Proposta de Gestão Compartilhada para Fernando de Noronha Gera Debate entre Moradores e Autoridades

O acordo que propõe a gestão compartilhada do Arquipélago de Fernando de Noronha, elaborado conjuntamente pela União e pelo governo de Pernambuco, foi encaminhado ao Supremo Tribunal Federal (STF) para análise e possível homologação. O ministro Ricardo Lewandowski é o responsável pelo processo, que busca resolver um conflito judicial iniciado na gestão anterior do governo federal.

O documento estabelece limites para a visitação turística, restringindo o número de visitantes a 11 mil por mês e 132 mil por ano até a realização de um novo estudo sobre a capacidade de carga ambiental da ilha. Além disso, prevê a manutenção do perímetro urbano atual, proibindo sua ampliação, e determina ações para coibir construções irregulares, com medidas que podem incluir regularização ou demolição conforme normas ambientais vigentes.

Contexto e Desdobramentos

O conflito judicial que motivou o acordo teve início com uma ação civil pública movida pelo governo federal contra o estado de Pernambuco, solicitando o controle do arquipélago. Após mudanças nos governos federal e estadual, houve uma tentativa de conciliação entre a Procuradoria-Geral do Estado e a Advocacia-Geral da União, resultando na proposta atualmente submetida ao STF.

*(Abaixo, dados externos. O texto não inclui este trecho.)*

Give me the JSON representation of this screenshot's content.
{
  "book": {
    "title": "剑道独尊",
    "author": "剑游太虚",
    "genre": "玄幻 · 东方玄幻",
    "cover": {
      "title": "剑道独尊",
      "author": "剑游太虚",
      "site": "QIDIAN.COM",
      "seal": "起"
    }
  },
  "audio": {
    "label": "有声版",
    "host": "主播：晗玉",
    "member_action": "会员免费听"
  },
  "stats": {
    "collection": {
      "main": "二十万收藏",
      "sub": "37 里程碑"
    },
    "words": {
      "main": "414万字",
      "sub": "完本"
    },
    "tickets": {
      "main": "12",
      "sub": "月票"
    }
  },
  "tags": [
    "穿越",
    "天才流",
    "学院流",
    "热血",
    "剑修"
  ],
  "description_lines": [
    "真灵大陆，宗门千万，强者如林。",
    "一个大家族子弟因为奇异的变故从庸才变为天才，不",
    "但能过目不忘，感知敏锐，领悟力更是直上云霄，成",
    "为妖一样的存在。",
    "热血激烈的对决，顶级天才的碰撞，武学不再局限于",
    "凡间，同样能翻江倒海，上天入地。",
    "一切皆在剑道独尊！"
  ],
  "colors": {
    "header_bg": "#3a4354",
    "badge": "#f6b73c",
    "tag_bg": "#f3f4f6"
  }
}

Dados oficiais indicam que, em 2022, Fernando de Noronha recebeu cerca de 149.839 visitantes, superando o limite proposto no acordo e estabelecendo um novo recorde de fluxo turístico. A preocupação com a sustentabilidade ambiental e a infraestrutura local motivam a definição desses limites, especialmente diante de desafios como o abastecimento hídrico e a capacidade aeroportuária.

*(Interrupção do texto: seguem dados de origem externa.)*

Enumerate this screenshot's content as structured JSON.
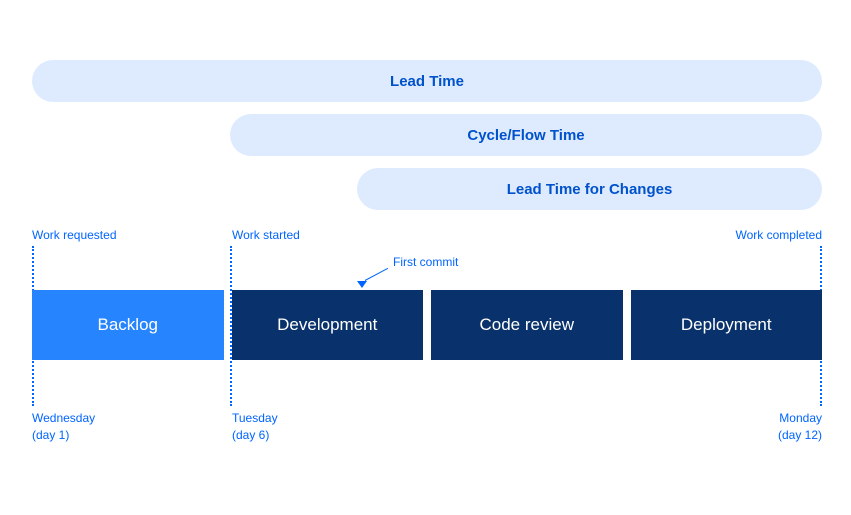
{
  "metrics": {
    "lead_time": "Lead Time",
    "cycle_time": "Cycle/Flow Time",
    "lead_time_changes": "Lead Time for Changes"
  },
  "events": {
    "requested": "Work requested",
    "started": "Work started",
    "completed": "Work completed"
  },
  "annotation": {
    "first_commit": "First commit"
  },
  "stages": {
    "backlog": "Backlog",
    "development": "Development",
    "code_review": "Code review",
    "deployment": "Deployment"
  },
  "days": {
    "d1_name": "Wednesday",
    "d1_num": "(day 1)",
    "d2_name": "Tuesday",
    "d2_num": "(day 6)",
    "d3_name": "Monday",
    "d3_num": "(day 12)"
  }
}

Repercussões entre a Comunidade Local

Representantes dos moradores e setores ligados ao turismo manifestam apreensão quanto às medidas previstas. O presidente do Conselho Distrital, Ailton Araújo Júnior, argumenta que a necessidade de submeter alterações no Plano de Manejo da Área de Proteção Ambiental à aprovação do STF pode dificultar futuras adaptações urbanísticas essenciais para o desenvolvimento local.

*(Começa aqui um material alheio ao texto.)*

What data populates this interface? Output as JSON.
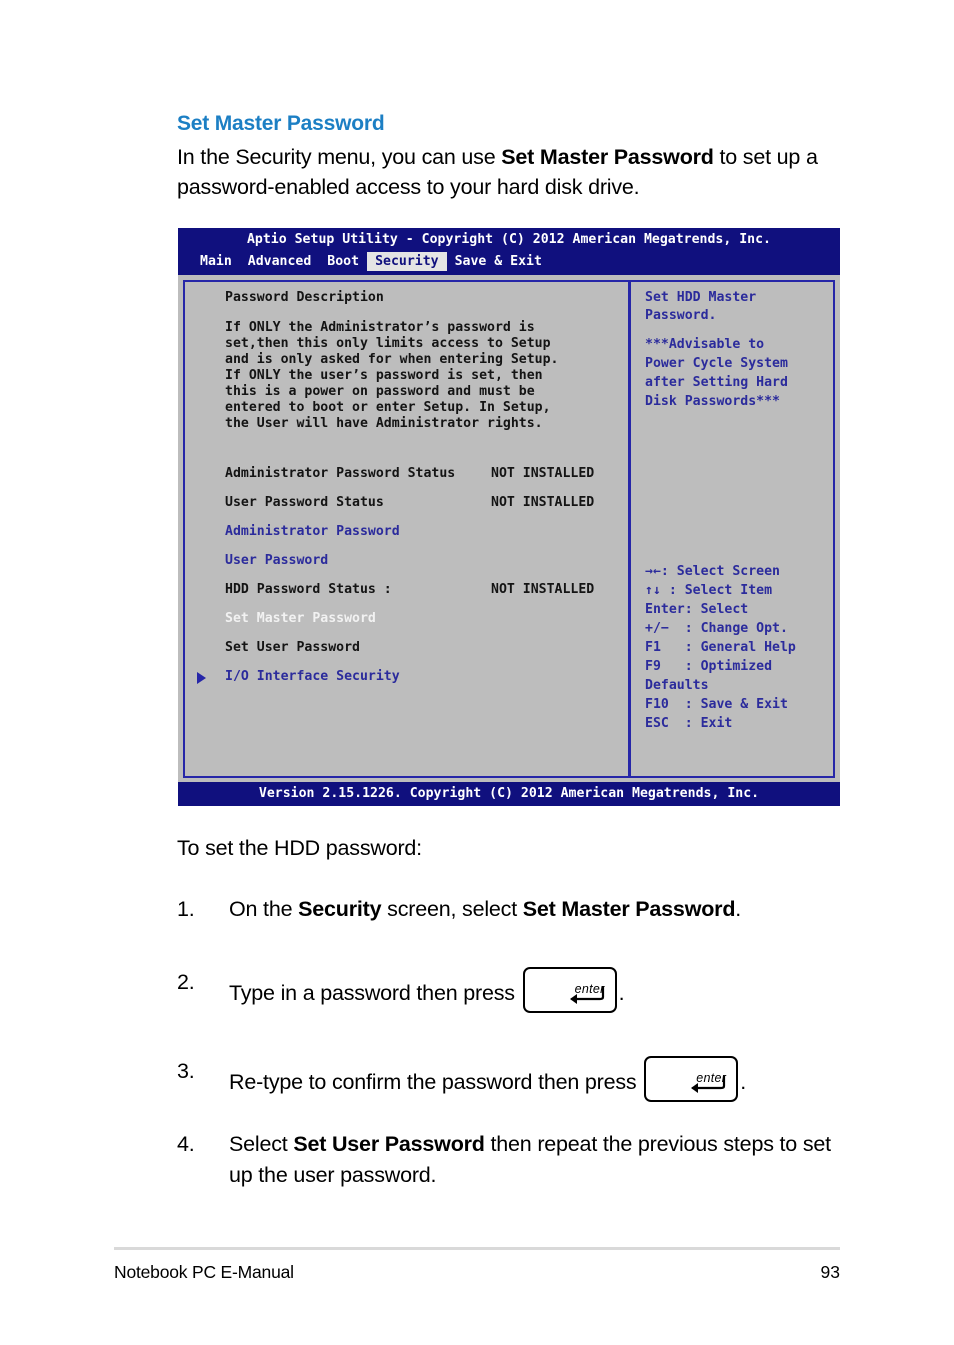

Além disso, ressalta que a limitação do número de turistas pode impactar negativamente a economia da ilha, especialmente em um momento em que o setor já enfrenta dificuldades, como problemas na pista do aeroporto. O presidente da Assembleia Popular Noronha, Nino Alexandre Lehnemann, destaca que o limite proposto para visitantes diários corresponde a períodos de baixa estação, o que pode comprometer a sustentabilidade financeira de empresas locais.

O presidente da Associação de Donos de Barco de Turismo, Milton Luna, enfatiza a importância de envolver a comunidade nas discussões sobre o futuro do arquipélago, apontando que a participação popular é prevista nas mudanças do Plano de Manejo.

Até o momento, outras entidades do setor turístico não se manifestaram oficialmente sobre o acordo.